Content Security Policies

Documentation

Content Security Policies

Which Content Security Policy directives SpryUI needs so the SDK, API, and message assets can load without surprises.

What to allow

Snippettext
SpryUI core CSP requirements:
- connect-src: required for SDK token/config/events requests
- style-src: inline styles are required today
- script-src: allow https://spryui.com when loading the hosted SDK from SpryUI
- img-src: add any domains used by your message images
- font-src: only needed if your host page loads external icon/font assets
  • connect-src covers the SDK token, config, and event requests.
  • script-src needs https://spryui.com when you load the hosted SDK from SpryUI instead of your own bundle.
  • img-src depends on the image origins you use in message content such as {{imageUrl}}.
  • font-src and extra style-src domains are only needed if your host page loads third-party icon or font libraries.

Same-origin install

If your site serves the SDK and the SDK API from the same origin, no extra domains are required beyond 'self'.

Minimal same-origin CSPtext
Content-Security-Policy:
  default-src 'self';
  script-src 'self';
  connect-src 'self';
  style-src 'self' 'unsafe-inline';
  img-src 'self' data:;

This matches the SDK default apiBaseUrl of /api/sdk/v1.

SpryUI cloud API

If your site loads the hosted SDK and calls SpryUI directly, point apiBaseUrl at the SpryUI API and allow https://spryui.com in script-src and connect-src.

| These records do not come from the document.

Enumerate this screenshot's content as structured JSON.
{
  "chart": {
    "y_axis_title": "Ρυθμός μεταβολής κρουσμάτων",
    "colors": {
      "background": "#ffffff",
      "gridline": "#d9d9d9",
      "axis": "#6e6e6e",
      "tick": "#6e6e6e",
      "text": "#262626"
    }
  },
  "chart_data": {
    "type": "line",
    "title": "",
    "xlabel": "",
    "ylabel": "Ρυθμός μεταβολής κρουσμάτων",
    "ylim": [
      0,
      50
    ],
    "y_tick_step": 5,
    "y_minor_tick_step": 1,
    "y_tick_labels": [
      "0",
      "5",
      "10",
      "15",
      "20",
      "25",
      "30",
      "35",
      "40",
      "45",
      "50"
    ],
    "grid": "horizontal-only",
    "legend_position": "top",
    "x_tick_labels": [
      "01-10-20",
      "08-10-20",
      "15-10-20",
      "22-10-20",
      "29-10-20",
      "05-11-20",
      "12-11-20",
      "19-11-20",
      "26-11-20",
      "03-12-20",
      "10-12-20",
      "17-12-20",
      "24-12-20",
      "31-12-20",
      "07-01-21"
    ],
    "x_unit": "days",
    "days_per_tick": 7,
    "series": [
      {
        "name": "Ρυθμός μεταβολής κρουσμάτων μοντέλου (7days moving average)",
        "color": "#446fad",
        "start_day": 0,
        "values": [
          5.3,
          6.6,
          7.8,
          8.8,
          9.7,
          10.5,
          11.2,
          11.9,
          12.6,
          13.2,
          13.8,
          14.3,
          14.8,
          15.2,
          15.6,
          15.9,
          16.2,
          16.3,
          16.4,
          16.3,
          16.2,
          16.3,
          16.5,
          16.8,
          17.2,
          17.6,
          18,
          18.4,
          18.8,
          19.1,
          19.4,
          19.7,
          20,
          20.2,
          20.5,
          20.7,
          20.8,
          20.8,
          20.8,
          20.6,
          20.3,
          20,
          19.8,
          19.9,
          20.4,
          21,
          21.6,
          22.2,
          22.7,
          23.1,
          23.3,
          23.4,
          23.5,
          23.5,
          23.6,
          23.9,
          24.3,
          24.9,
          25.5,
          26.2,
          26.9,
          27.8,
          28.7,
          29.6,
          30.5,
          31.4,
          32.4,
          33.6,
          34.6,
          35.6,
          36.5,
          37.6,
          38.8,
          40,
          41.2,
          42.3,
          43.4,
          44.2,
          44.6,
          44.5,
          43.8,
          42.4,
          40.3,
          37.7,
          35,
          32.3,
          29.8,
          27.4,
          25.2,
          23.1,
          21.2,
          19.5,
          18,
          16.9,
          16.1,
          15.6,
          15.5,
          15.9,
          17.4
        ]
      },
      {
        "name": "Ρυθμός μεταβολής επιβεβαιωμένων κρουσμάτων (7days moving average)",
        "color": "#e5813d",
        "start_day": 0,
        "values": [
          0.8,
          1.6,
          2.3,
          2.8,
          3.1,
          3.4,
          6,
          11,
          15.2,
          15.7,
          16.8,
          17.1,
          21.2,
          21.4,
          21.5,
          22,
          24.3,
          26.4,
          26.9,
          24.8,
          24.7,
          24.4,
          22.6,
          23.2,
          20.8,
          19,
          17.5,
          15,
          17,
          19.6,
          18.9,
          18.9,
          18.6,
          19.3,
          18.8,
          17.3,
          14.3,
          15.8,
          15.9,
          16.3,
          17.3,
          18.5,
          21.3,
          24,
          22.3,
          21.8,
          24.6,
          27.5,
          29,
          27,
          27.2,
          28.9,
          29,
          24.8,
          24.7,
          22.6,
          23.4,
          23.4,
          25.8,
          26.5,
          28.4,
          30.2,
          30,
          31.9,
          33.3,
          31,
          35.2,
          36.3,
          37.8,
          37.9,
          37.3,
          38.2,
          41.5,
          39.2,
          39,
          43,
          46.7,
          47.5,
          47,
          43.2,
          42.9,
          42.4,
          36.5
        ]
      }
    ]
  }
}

Direct cloud API examplets
import { initSpryUi } from "https://spryui.com/sdk/v1/index.mjs";

initSpryUi({
  publicKey: "pk_...",
  host: window.location.host,
  apiBaseUrl: "https://spryui.com/api/sdk/v1",
});
CSP when connect-src must reach SpryUItext
Content-Security-Policy:
  default-src 'self';
  script-src 'self' https://spryui.com;
  connect-src 'self' https://spryui.com;
  style-src 'self' 'unsafe-inline';
  img-src 'self' data:;

Hosted SDK

Extra domains by delivery methodtext
Launch default:
- script-src: add https://spryui.com
- connect-src: add https://spryui.com

Future npm/CDN package delivery:
- script-src: add the package CDN origin you choose
- connect-src: add https://spryui.com
  • The launch-default hosted SDK requires https://spryui.com in script-src.
  • Direct SpryUI API calls require https://spryui.com in connect-src.

Strict CSP notes

Snippettext
Strict CSP note:
- SpryUI injects runtime <style> blocks and inline style attributes, so style-src must allow inline styles today.
- If you paste the SDK bootstrap inline in HTML, script-src also needs a nonce/hash or 'unsafe-inline'.
- The cleanest strict-CSP setup is:
  1. host your bootstrap code in an external JS file
  2. keep script-src free of 'unsafe-inline'
  3. still allow inline styles for SpryUI-rendered messages

SpryUI does not currently require extra frame-src or worker-src allowances. Only add external img-src, font-src, or extra style-src domains when your own message templates or host page depend on those origins.